In his last workout before the Belmont Stakes, there were signs that Exaggerator was not at the top of his game as he switched to his right lead early on the turn and swung out wide over the Belmont oval. In the Belmont Stakes, all of those fears from a sub-par work came to fruition as he did not fire. Jockey Kent Desormeaux was quoted as saying, “The horse was empty” and “there was nothing there” when he asked for Exaggerator’s best coming into the Belmont Stakes stretch.
Conversely, after running on late in the Kentucky Derby and Preakness, Lani showed a strong closing kick in the Belmont Stakes to finish third. Even though Lani’s races were admirable, his ninth, fifth and third place finishes in the three Triple Crown races is a far cry from winning all three legs.
As soon as we thought a Triple Crown was possible this year with an undefeated perfect 8-for-8 Nyquist entering the Pimlico starting gate, we were brought right back to reality quickly.

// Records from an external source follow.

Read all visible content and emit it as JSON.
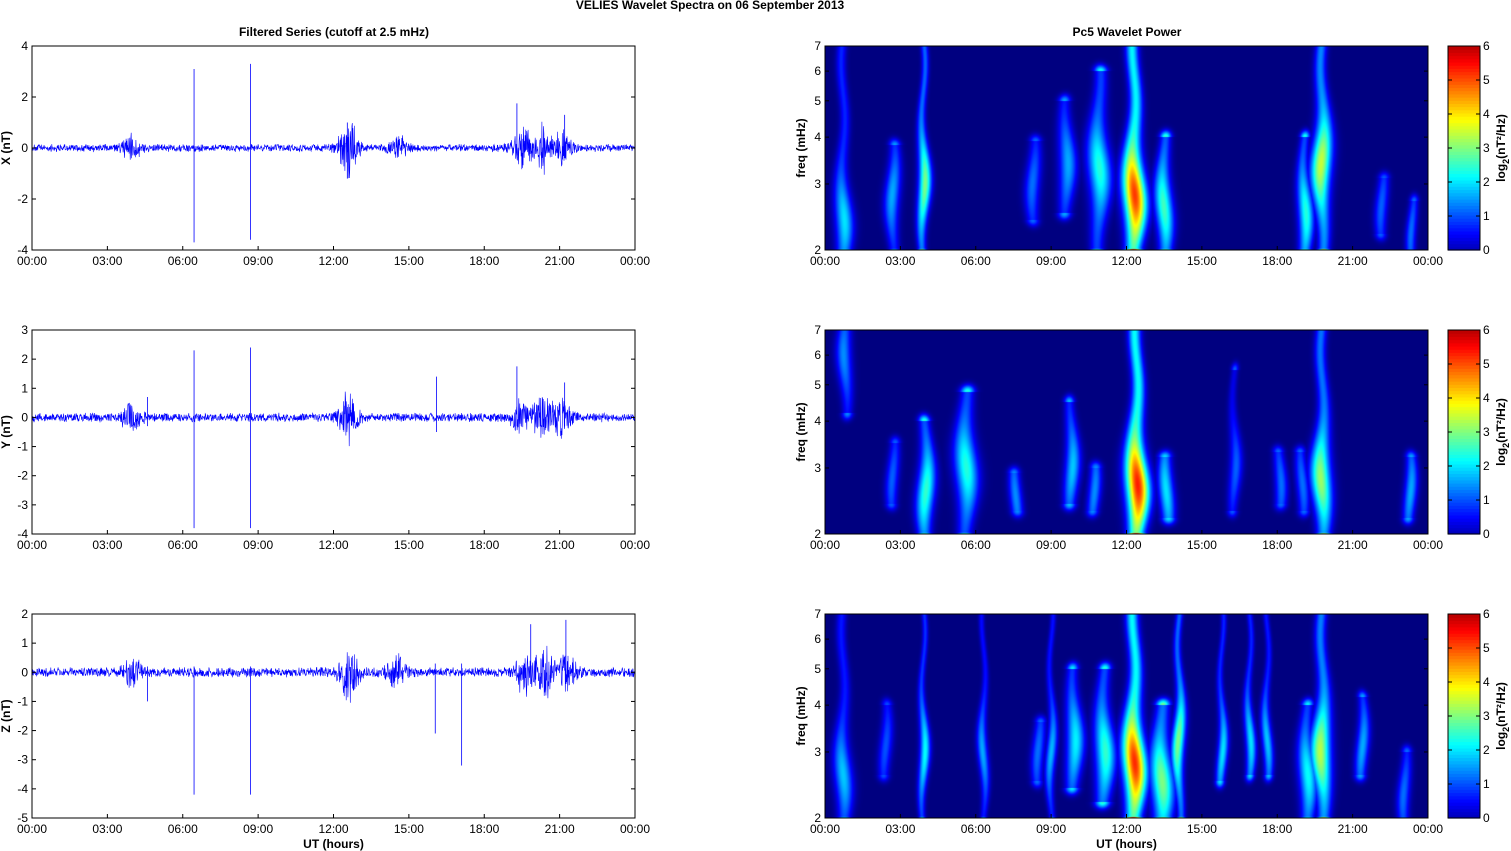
{
  "figure": {
    "title": "VELIES Wavelet Spectra on 06 September 2013",
    "left_title": "Filtered Series (cutoff at 2.5 mHz)",
    "right_title": "Pc5 Wavelet Power"
  },
  "colorbar": {
    "label": "log2(nT²/Hz)",
    "label_main": "log",
    "label_sub": "2",
    "label_rest": "(nT²/Hz)",
    "range": [
      0,
      6
    ],
    "ticks": [
      "0",
      "1",
      "2",
      "3",
      "4",
      "5",
      "6"
    ],
    "colormap": "jet"
  },
  "chart_data": [
    {
      "type": "line",
      "panel": "time-series",
      "component": "X",
      "ylabel": "X (nT)",
      "xlabel": "",
      "x_range": [
        "00:00",
        "24:00"
      ],
      "x_ticks": [
        "00:00",
        "03:00",
        "06:00",
        "09:00",
        "12:00",
        "15:00",
        "18:00",
        "21:00",
        "00:00"
      ],
      "ylim": [
        -4,
        4
      ],
      "y_ticks": [
        "-4",
        "-2",
        "0",
        "2",
        "4"
      ],
      "color": "#0000ff",
      "grid": false,
      "noise_amplitude": 0.12,
      "activity": [
        {
          "t": 3.95,
          "amp": 0.4
        },
        {
          "t": 12.6,
          "amp": 0.9
        },
        {
          "t": 14.6,
          "amp": 0.3
        },
        {
          "t": 19.5,
          "amp": 0.6
        },
        {
          "t": 20.3,
          "amp": 0.7
        },
        {
          "t": 21.1,
          "amp": 0.5
        }
      ],
      "spikes": [
        {
          "t": 6.45,
          "max": 3.1,
          "min": -3.7
        },
        {
          "t": 8.7,
          "max": 3.3,
          "min": -3.6
        },
        {
          "t": 12.55,
          "max": 1.0,
          "min": -1.2
        },
        {
          "t": 19.3,
          "max": 1.75,
          "min": -0.3
        },
        {
          "t": 21.2,
          "max": 1.3,
          "min": -0.4
        }
      ]
    },
    {
      "type": "line",
      "panel": "time-series",
      "component": "Y",
      "ylabel": "Y (nT)",
      "xlabel": "",
      "x_range": [
        "00:00",
        "24:00"
      ],
      "x_ticks": [
        "00:00",
        "03:00",
        "06:00",
        "09:00",
        "12:00",
        "15:00",
        "18:00",
        "21:00",
        "00:00"
      ],
      "ylim": [
        -4,
        3
      ],
      "y_ticks": [
        "-4",
        "-3",
        "-2",
        "-1",
        "0",
        "1",
        "2",
        "3"
      ],
      "color": "#0000ff",
      "grid": false,
      "noise_amplitude": 0.12,
      "activity": [
        {
          "t": 3.95,
          "amp": 0.4
        },
        {
          "t": 12.6,
          "amp": 0.7
        },
        {
          "t": 19.5,
          "amp": 0.5
        },
        {
          "t": 20.3,
          "amp": 0.7
        },
        {
          "t": 21.1,
          "amp": 0.5
        }
      ],
      "spikes": [
        {
          "t": 6.45,
          "max": 2.3,
          "min": -3.8
        },
        {
          "t": 8.7,
          "max": 2.4,
          "min": -3.8
        },
        {
          "t": 16.1,
          "max": 1.4,
          "min": -0.5
        },
        {
          "t": 19.3,
          "max": 1.75,
          "min": -0.3
        },
        {
          "t": 21.2,
          "max": 1.2,
          "min": -0.3
        },
        {
          "t": 4.6,
          "max": 0.7,
          "min": -0.3
        }
      ]
    },
    {
      "type": "line",
      "panel": "time-series",
      "component": "Z",
      "ylabel": "Z (nT)",
      "xlabel": "UT (hours)",
      "x_range": [
        "00:00",
        "24:00"
      ],
      "x_ticks": [
        "00:00",
        "03:00",
        "06:00",
        "09:00",
        "12:00",
        "15:00",
        "18:00",
        "21:00",
        "00:00"
      ],
      "ylim": [
        -5,
        2
      ],
      "y_ticks": [
        "-5",
        "-4",
        "-3",
        "-2",
        "-1",
        "0",
        "1",
        "2"
      ],
      "color": "#0000ff",
      "grid": false,
      "noise_amplitude": 0.13,
      "activity": [
        {
          "t": 4.0,
          "amp": 0.35
        },
        {
          "t": 12.6,
          "amp": 0.8
        },
        {
          "t": 14.5,
          "amp": 0.4
        },
        {
          "t": 19.6,
          "amp": 0.6
        },
        {
          "t": 20.4,
          "amp": 0.7
        },
        {
          "t": 21.3,
          "amp": 0.5
        }
      ],
      "spikes": [
        {
          "t": 6.45,
          "max": 0.2,
          "min": -4.2
        },
        {
          "t": 8.7,
          "max": 0.2,
          "min": -4.2
        },
        {
          "t": 16.05,
          "max": 0.3,
          "min": -2.1
        },
        {
          "t": 17.1,
          "max": 0.3,
          "min": -3.2
        },
        {
          "t": 19.85,
          "max": 1.65,
          "min": -0.4
        },
        {
          "t": 21.25,
          "max": 1.8,
          "min": -0.4
        },
        {
          "t": 4.6,
          "max": 0.2,
          "min": -1.0
        }
      ]
    },
    {
      "type": "heatmap",
      "panel": "wavelet-power",
      "component": "X",
      "ylabel": "freq (mHz)",
      "xlabel": "",
      "x_range": [
        "00:00",
        "24:00"
      ],
      "x_ticks": [
        "00:00",
        "03:00",
        "06:00",
        "09:00",
        "12:00",
        "15:00",
        "18:00",
        "21:00",
        "00:00"
      ],
      "y_scale": "log",
      "ylim": [
        2,
        7
      ],
      "y_ticks": [
        "2",
        "3",
        "4",
        "5",
        "6",
        "7"
      ],
      "value_range": [
        0,
        6
      ],
      "features": [
        {
          "t": 0.7,
          "f_lo": 2.0,
          "f_hi": 7.0,
          "peak": 2.4,
          "value": 2.4,
          "width": 0.35
        },
        {
          "t": 2.7,
          "f_lo": 2.0,
          "f_hi": 3.8,
          "peak": 2.8,
          "value": 2.0,
          "width": 0.3
        },
        {
          "t": 3.9,
          "f_lo": 2.0,
          "f_hi": 7.0,
          "peak": 3.0,
          "value": 3.4,
          "width": 0.25
        },
        {
          "t": 8.3,
          "f_lo": 2.4,
          "f_hi": 3.9,
          "peak": 3.0,
          "value": 1.6,
          "width": 0.3
        },
        {
          "t": 9.6,
          "f_lo": 2.5,
          "f_hi": 5.0,
          "peak": 3.4,
          "value": 2.0,
          "width": 0.35
        },
        {
          "t": 10.9,
          "f_lo": 2.0,
          "f_hi": 6.0,
          "peak": 3.3,
          "value": 2.8,
          "width": 0.45
        },
        {
          "t": 12.3,
          "f_lo": 2.0,
          "f_hi": 7.0,
          "peak": 2.8,
          "value": 5.6,
          "width": 0.45
        },
        {
          "t": 13.5,
          "f_lo": 2.0,
          "f_hi": 4.0,
          "peak": 2.6,
          "value": 3.0,
          "width": 0.35
        },
        {
          "t": 19.1,
          "f_lo": 2.0,
          "f_hi": 4.0,
          "peak": 2.5,
          "value": 2.8,
          "width": 0.3
        },
        {
          "t": 19.8,
          "f_lo": 2.0,
          "f_hi": 7.0,
          "peak": 3.4,
          "value": 3.9,
          "width": 0.4
        },
        {
          "t": 22.2,
          "f_lo": 2.2,
          "f_hi": 3.1,
          "peak": 2.6,
          "value": 1.5,
          "width": 0.25
        },
        {
          "t": 23.4,
          "f_lo": 2.0,
          "f_hi": 2.7,
          "peak": 2.2,
          "value": 1.6,
          "width": 0.2
        }
      ]
    },
    {
      "type": "heatmap",
      "panel": "wavelet-power",
      "component": "Y",
      "ylabel": "freq (mHz)",
      "xlabel": "",
      "x_range": [
        "00:00",
        "24:00"
      ],
      "x_ticks": [
        "00:00",
        "03:00",
        "06:00",
        "09:00",
        "12:00",
        "15:00",
        "18:00",
        "21:00",
        "00:00"
      ],
      "y_scale": "log",
      "ylim": [
        2,
        7
      ],
      "y_ticks": [
        "2",
        "3",
        "4",
        "5",
        "6",
        "7"
      ],
      "value_range": [
        0,
        6
      ],
      "features": [
        {
          "t": 0.8,
          "f_lo": 4.2,
          "f_hi": 7.0,
          "peak": 6.0,
          "value": 1.8,
          "width": 0.3
        },
        {
          "t": 2.7,
          "f_lo": 2.4,
          "f_hi": 3.5,
          "peak": 2.8,
          "value": 1.5,
          "width": 0.25
        },
        {
          "t": 4.0,
          "f_lo": 2.0,
          "f_hi": 4.0,
          "peak": 2.6,
          "value": 2.9,
          "width": 0.35
        },
        {
          "t": 5.6,
          "f_lo": 2.0,
          "f_hi": 4.8,
          "peak": 3.0,
          "value": 2.8,
          "width": 0.45
        },
        {
          "t": 7.6,
          "f_lo": 2.3,
          "f_hi": 2.9,
          "peak": 2.5,
          "value": 1.8,
          "width": 0.25
        },
        {
          "t": 9.8,
          "f_lo": 2.4,
          "f_hi": 4.5,
          "peak": 3.0,
          "value": 2.2,
          "width": 0.3
        },
        {
          "t": 10.7,
          "f_lo": 2.3,
          "f_hi": 3.0,
          "peak": 2.6,
          "value": 1.8,
          "width": 0.25
        },
        {
          "t": 12.4,
          "f_lo": 2.0,
          "f_hi": 7.0,
          "peak": 2.7,
          "value": 5.8,
          "width": 0.45
        },
        {
          "t": 13.6,
          "f_lo": 2.2,
          "f_hi": 3.2,
          "peak": 2.6,
          "value": 2.4,
          "width": 0.3
        },
        {
          "t": 16.3,
          "f_lo": 2.3,
          "f_hi": 5.5,
          "peak": 3.0,
          "value": 1.5,
          "width": 0.25
        },
        {
          "t": 18.1,
          "f_lo": 2.4,
          "f_hi": 3.3,
          "peak": 2.7,
          "value": 1.6,
          "width": 0.25
        },
        {
          "t": 19.0,
          "f_lo": 2.3,
          "f_hi": 3.3,
          "peak": 2.7,
          "value": 1.6,
          "width": 0.25
        },
        {
          "t": 19.8,
          "f_lo": 2.0,
          "f_hi": 7.0,
          "peak": 2.8,
          "value": 3.6,
          "width": 0.4
        },
        {
          "t": 23.3,
          "f_lo": 2.2,
          "f_hi": 3.2,
          "peak": 2.6,
          "value": 2.0,
          "width": 0.25
        }
      ]
    },
    {
      "type": "heatmap",
      "panel": "wavelet-power",
      "component": "Z",
      "ylabel": "freq (mHz)",
      "xlabel": "UT (hours)",
      "x_range": [
        "00:00",
        "24:00"
      ],
      "x_ticks": [
        "00:00",
        "03:00",
        "06:00",
        "09:00",
        "12:00",
        "15:00",
        "18:00",
        "21:00",
        "00:00"
      ],
      "y_scale": "log",
      "ylim": [
        2,
        7
      ],
      "y_ticks": [
        "2",
        "3",
        "4",
        "5",
        "6",
        "7"
      ],
      "value_range": [
        0,
        6
      ],
      "features": [
        {
          "t": 0.7,
          "f_lo": 2.0,
          "f_hi": 7.0,
          "peak": 2.6,
          "value": 2.2,
          "width": 0.35
        },
        {
          "t": 2.4,
          "f_lo": 2.6,
          "f_hi": 4.0,
          "peak": 3.1,
          "value": 1.4,
          "width": 0.25
        },
        {
          "t": 3.9,
          "f_lo": 2.0,
          "f_hi": 7.0,
          "peak": 3.0,
          "value": 2.6,
          "width": 0.2
        },
        {
          "t": 6.3,
          "f_lo": 2.0,
          "f_hi": 7.0,
          "peak": 3.0,
          "value": 2.0,
          "width": 0.2
        },
        {
          "t": 9.0,
          "f_lo": 2.0,
          "f_hi": 7.0,
          "peak": 3.0,
          "value": 2.1,
          "width": 0.2
        },
        {
          "t": 8.5,
          "f_lo": 2.5,
          "f_hi": 3.6,
          "peak": 3.0,
          "value": 1.6,
          "width": 0.25
        },
        {
          "t": 9.9,
          "f_lo": 2.4,
          "f_hi": 5.0,
          "peak": 3.2,
          "value": 2.5,
          "width": 0.35
        },
        {
          "t": 11.1,
          "f_lo": 2.2,
          "f_hi": 5.0,
          "peak": 3.0,
          "value": 2.9,
          "width": 0.4
        },
        {
          "t": 12.3,
          "f_lo": 2.0,
          "f_hi": 7.0,
          "peak": 2.8,
          "value": 5.7,
          "width": 0.45
        },
        {
          "t": 13.4,
          "f_lo": 2.0,
          "f_hi": 4.0,
          "peak": 2.5,
          "value": 3.4,
          "width": 0.45
        },
        {
          "t": 14.1,
          "f_lo": 2.0,
          "f_hi": 7.0,
          "peak": 3.2,
          "value": 3.4,
          "width": 0.25
        },
        {
          "t": 15.8,
          "f_lo": 2.5,
          "f_hi": 7.0,
          "peak": 3.0,
          "value": 2.4,
          "width": 0.2
        },
        {
          "t": 16.9,
          "f_lo": 2.6,
          "f_hi": 7.0,
          "peak": 3.2,
          "value": 2.4,
          "width": 0.2
        },
        {
          "t": 17.6,
          "f_lo": 2.6,
          "f_hi": 7.0,
          "peak": 3.2,
          "value": 2.2,
          "width": 0.2
        },
        {
          "t": 19.2,
          "f_lo": 2.0,
          "f_hi": 4.0,
          "peak": 2.6,
          "value": 2.6,
          "width": 0.35
        },
        {
          "t": 19.8,
          "f_lo": 2.0,
          "f_hi": 7.0,
          "peak": 3.0,
          "value": 3.8,
          "width": 0.4
        },
        {
          "t": 21.4,
          "f_lo": 2.6,
          "f_hi": 4.2,
          "peak": 3.1,
          "value": 2.0,
          "width": 0.25
        },
        {
          "t": 23.1,
          "f_lo": 2.0,
          "f_hi": 3.0,
          "peak": 2.3,
          "value": 1.6,
          "width": 0.25
        }
      ]
    }
  ]
}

What the last few weeks have reminded us all is that American Pharoah’s Triple Crown run was special and it is indeed an amazing accomplishment. We waited 37 years for a reason.
Multiple trips to Belmont Park over those years resulting in Triple Crown defeats were quickly wiped from our memory in the euphoria of American Pharoah crossing the finish line first at Belmont Park on June 6, 2015. Now those memories have renewed themselves once again as we realize the Triple Crown cannot be taken for granted and is not a simple task.
How long we will wait until we see another Triple Crown is up to the “Horse Racing Gods” to decide. As we wait each year without a Triple Crown, Pharoah’s 2015 accomplishment will be “phlattered.” As horses that raced against Pharoah continue to perform well (see article from February ranking top horses that can flatter Pharoah in 2016), Pharoah will continue to be complimented again and again.
As we watch Pharoah’s contemporaries perform and wait patiently on another Triple Crown, let’s enjoy each race and try to evaluate each race and horse as its own entity going forward. Pharoah’s accomplishments should be remembered and cherished, but his shadow should not minimize the great performances that we are witnessing.